By this time the older daughter had married and moved north to Marin County, so Bobbie Jean took the other girl and came north to live with the married one until she could find a job and a place of her own. She’d had the job and the place two years now, the second daughter was eighteen and out on her own, and by Bobbie Jean’s own admission she was “reasonably content” with her new life as a middle-aged single woman. “Single till I die,” she said. “I’ve learned my lesson. As far as I’m concerned, marriage is a dirty word.”

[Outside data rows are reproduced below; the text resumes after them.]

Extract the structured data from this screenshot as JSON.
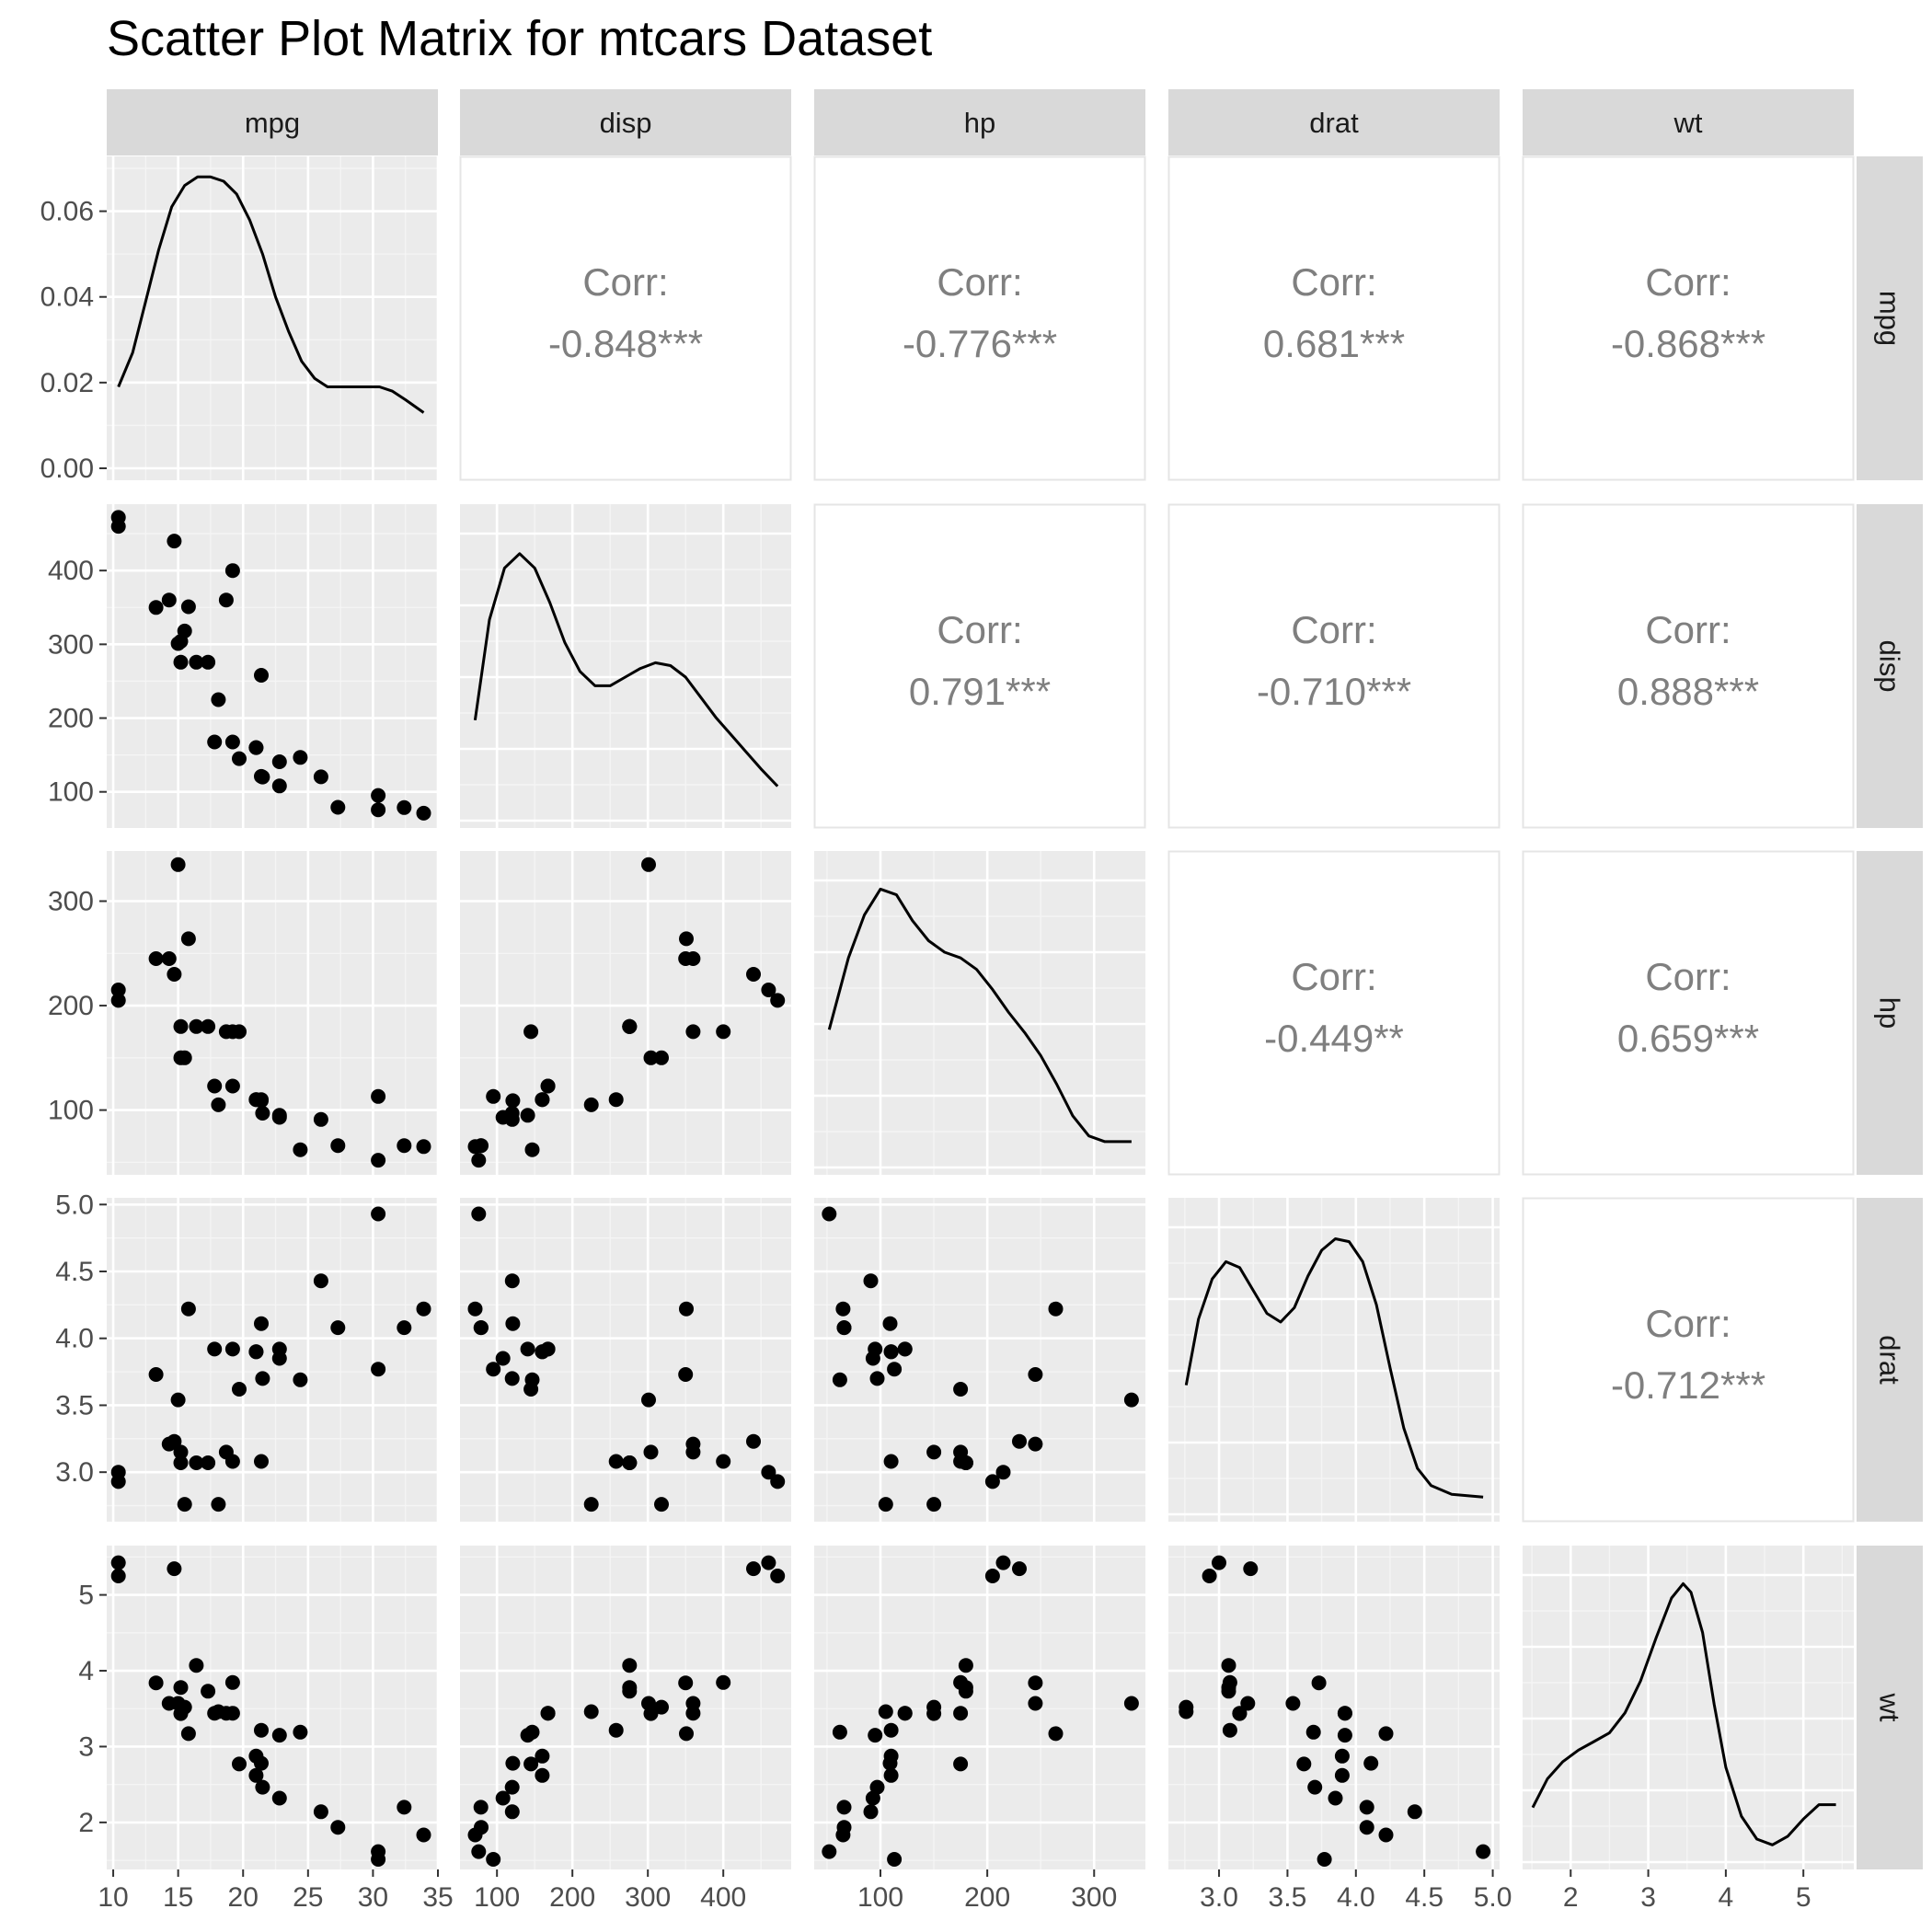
{
  "chart_data": {
    "type": "scatter",
    "title": "Scatter Plot Matrix for mtcars Dataset",
    "variables": [
      "mpg",
      "disp",
      "hp",
      "drat",
      "wt"
    ],
    "corr_label": "Corr:",
    "correlations": {
      "0_1": "-0.848***",
      "0_2": "-0.776***",
      "0_3": "0.681***",
      "0_4": "-0.868***",
      "1_2": "0.791***",
      "1_3": "-0.710***",
      "1_4": "0.888***",
      "2_3": "-0.449**",
      "2_4": "0.659***",
      "3_4": "-0.712***"
    },
    "ranges": {
      "mpg": [
        9.5,
        35.0
      ],
      "disp": [
        51,
        490
      ],
      "hp": [
        38,
        348
      ],
      "drat": [
        2.63,
        5.05
      ],
      "wt": [
        1.38,
        5.65
      ]
    },
    "ticks": {
      "mpg": [
        10,
        15,
        20,
        25,
        30,
        35
      ],
      "disp": [
        100,
        200,
        300,
        400
      ],
      "hp": [
        100,
        200,
        300
      ],
      "drat": [
        3.0,
        3.5,
        4.0,
        4.5,
        5.0
      ],
      "wt": [
        2,
        3,
        4,
        5
      ]
    },
    "tick_labels": {
      "mpg": [
        "10",
        "15",
        "20",
        "25",
        "30",
        "35"
      ],
      "disp": [
        "100",
        "200",
        "300",
        "400"
      ],
      "hp": [
        "100",
        "200",
        "300"
      ],
      "drat": [
        "3.0",
        "3.5",
        "4.0",
        "4.5",
        "5.0"
      ],
      "wt": [
        "2",
        "3",
        "4",
        "5"
      ]
    },
    "density_axis": {
      "range": [
        0,
        0.07
      ],
      "ticks": [
        0.0,
        0.02,
        0.04,
        0.06
      ],
      "tick_labels": [
        "0.00",
        "0.02",
        "0.04",
        "0.06"
      ]
    },
    "densities": {
      "mpg": [
        [
          10.4,
          0.019
        ],
        [
          11.5,
          0.027
        ],
        [
          12.5,
          0.039
        ],
        [
          13.5,
          0.051
        ],
        [
          14.5,
          0.061
        ],
        [
          15.5,
          0.066
        ],
        [
          16.5,
          0.068
        ],
        [
          17.5,
          0.068
        ],
        [
          18.5,
          0.067
        ],
        [
          19.5,
          0.064
        ],
        [
          20.5,
          0.058
        ],
        [
          21.5,
          0.05
        ],
        [
          22.5,
          0.04
        ],
        [
          23.5,
          0.032
        ],
        [
          24.5,
          0.025
        ],
        [
          25.5,
          0.021
        ],
        [
          26.5,
          0.019
        ],
        [
          27.5,
          0.019
        ],
        [
          28.5,
          0.019
        ],
        [
          29.5,
          0.019
        ],
        [
          30.5,
          0.019
        ],
        [
          31.5,
          0.018
        ],
        [
          32.5,
          0.016
        ],
        [
          33.9,
          0.013
        ]
      ],
      "disp": [
        [
          71,
          0.35
        ],
        [
          90,
          0.7
        ],
        [
          110,
          0.88
        ],
        [
          130,
          0.93
        ],
        [
          150,
          0.88
        ],
        [
          170,
          0.76
        ],
        [
          190,
          0.62
        ],
        [
          210,
          0.52
        ],
        [
          230,
          0.47
        ],
        [
          250,
          0.47
        ],
        [
          270,
          0.5
        ],
        [
          290,
          0.53
        ],
        [
          310,
          0.55
        ],
        [
          330,
          0.54
        ],
        [
          350,
          0.5
        ],
        [
          370,
          0.43
        ],
        [
          390,
          0.36
        ],
        [
          410,
          0.3
        ],
        [
          430,
          0.24
        ],
        [
          450,
          0.18
        ],
        [
          472,
          0.12
        ]
      ],
      "hp": [
        [
          52,
          0.48
        ],
        [
          70,
          0.73
        ],
        [
          85,
          0.88
        ],
        [
          100,
          0.97
        ],
        [
          115,
          0.95
        ],
        [
          130,
          0.86
        ],
        [
          145,
          0.79
        ],
        [
          160,
          0.75
        ],
        [
          175,
          0.73
        ],
        [
          190,
          0.69
        ],
        [
          205,
          0.62
        ],
        [
          220,
          0.54
        ],
        [
          235,
          0.47
        ],
        [
          250,
          0.39
        ],
        [
          265,
          0.29
        ],
        [
          280,
          0.18
        ],
        [
          295,
          0.11
        ],
        [
          310,
          0.09
        ],
        [
          335,
          0.09
        ]
      ],
      "drat": [
        [
          2.76,
          0.45
        ],
        [
          2.85,
          0.68
        ],
        [
          2.95,
          0.82
        ],
        [
          3.05,
          0.88
        ],
        [
          3.15,
          0.86
        ],
        [
          3.25,
          0.78
        ],
        [
          3.35,
          0.7
        ],
        [
          3.45,
          0.67
        ],
        [
          3.55,
          0.72
        ],
        [
          3.65,
          0.83
        ],
        [
          3.75,
          0.92
        ],
        [
          3.85,
          0.96
        ],
        [
          3.95,
          0.95
        ],
        [
          4.05,
          0.88
        ],
        [
          4.15,
          0.73
        ],
        [
          4.25,
          0.51
        ],
        [
          4.35,
          0.3
        ],
        [
          4.45,
          0.16
        ],
        [
          4.55,
          0.1
        ],
        [
          4.7,
          0.07
        ],
        [
          4.93,
          0.06
        ]
      ],
      "wt": [
        [
          1.51,
          0.19
        ],
        [
          1.7,
          0.29
        ],
        [
          1.9,
          0.35
        ],
        [
          2.1,
          0.39
        ],
        [
          2.3,
          0.42
        ],
        [
          2.5,
          0.45
        ],
        [
          2.7,
          0.52
        ],
        [
          2.9,
          0.63
        ],
        [
          3.1,
          0.78
        ],
        [
          3.3,
          0.92
        ],
        [
          3.45,
          0.97
        ],
        [
          3.55,
          0.94
        ],
        [
          3.7,
          0.8
        ],
        [
          3.85,
          0.55
        ],
        [
          4.0,
          0.33
        ],
        [
          4.2,
          0.16
        ],
        [
          4.4,
          0.08
        ],
        [
          4.6,
          0.06
        ],
        [
          4.8,
          0.09
        ],
        [
          5.0,
          0.15
        ],
        [
          5.2,
          0.2
        ],
        [
          5.42,
          0.2
        ]
      ]
    },
    "rows": [
      [
        21.0,
        160,
        110,
        3.9,
        2.62
      ],
      [
        21.0,
        160,
        110,
        3.9,
        2.875
      ],
      [
        22.8,
        108,
        93,
        3.85,
        2.32
      ],
      [
        21.4,
        258,
        110,
        3.08,
        3.215
      ],
      [
        18.7,
        360,
        175,
        3.15,
        3.44
      ],
      [
        18.1,
        225,
        105,
        2.76,
        3.46
      ],
      [
        14.3,
        360,
        245,
        3.21,
        3.57
      ],
      [
        24.4,
        146.7,
        62,
        3.69,
        3.19
      ],
      [
        22.8,
        140.8,
        95,
        3.92,
        3.15
      ],
      [
        19.2,
        167.6,
        123,
        3.92,
        3.44
      ],
      [
        17.8,
        167.6,
        123,
        3.92,
        3.44
      ],
      [
        16.4,
        275.8,
        180,
        3.07,
        4.07
      ],
      [
        17.3,
        275.8,
        180,
        3.07,
        3.73
      ],
      [
        15.2,
        275.8,
        180,
        3.07,
        3.78
      ],
      [
        10.4,
        472,
        205,
        2.93,
        5.25
      ],
      [
        10.4,
        460,
        215,
        3.0,
        5.424
      ],
      [
        14.7,
        440,
        230,
        3.23,
        5.345
      ],
      [
        32.4,
        78.7,
        66,
        4.08,
        2.2
      ],
      [
        30.4,
        75.7,
        52,
        4.93,
        1.615
      ],
      [
        33.9,
        71.1,
        65,
        4.22,
        1.835
      ],
      [
        21.5,
        120.1,
        97,
        3.7,
        2.465
      ],
      [
        15.5,
        318,
        150,
        2.76,
        3.52
      ],
      [
        15.2,
        304,
        150,
        3.15,
        3.435
      ],
      [
        13.3,
        350,
        245,
        3.73,
        3.84
      ],
      [
        19.2,
        400,
        175,
        3.08,
        3.845
      ],
      [
        27.3,
        79,
        66,
        4.08,
        1.935
      ],
      [
        26.0,
        120.3,
        91,
        4.43,
        2.14
      ],
      [
        30.4,
        95.1,
        113,
        3.77,
        1.513
      ],
      [
        15.8,
        351,
        264,
        4.22,
        3.17
      ],
      [
        19.7,
        145,
        175,
        3.62,
        2.77
      ],
      [
        15.0,
        301,
        335,
        3.54,
        3.57
      ],
      [
        21.4,
        121,
        109,
        4.11,
        2.78
      ]
    ]
  }
}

That comment endeared her to Kerry, if not to Eberhardt. He scowled when she said it; he thought marriage was a sacred institution, one that everybody should be locked up in, and had been looking to be recommitted ever since his divorce from Dana a few years back. Kerry and Bobbie Jean yakked about the evils of marriage all the way to Jack London Square. Eberhardt didn’t have much to say and neither did I. I didn’t necessarily agree with his attitude toward marriage, but on the other hand I was hardly a militant opponent. I wouldn’t have minded being institutionalized with Kerry; I had even proposed to her a couple of times. But she’d had a pretty bad marriage herself. In fact, her ex-husband was a certifiable lunatic. He’d recently discovered fundamentalist religion (after first discovering Eastern religion and living in a commune), was now a member of the Right Reverend Clyde T. Daybreak’s Church of the Holy Mission in San Jose, and as of a few weeks ago had been hassling Kerry to renew their old vows and join him in his weekly fireside chats with God. He seemed to have given up on that last quest as a result of a little talk Kerry had had with the Right Reverend Clyde T., but with a wacko like Ray Dunston you couldn’t take anything for granted.

So it was no wonder Kerry was sour on marriage. I couldn’t blame her for not wanting to tie the knot again, especially with an overweight private detective who was more than a dozen years her senior and who wore his poor lovesick heart on his sleeve most of the time. But there were times-tonight, for instance, while I listened to her and Bobbie Jean verbally abusing the concept of matrimony-when I still wished I could talk her into legalizing our relationship.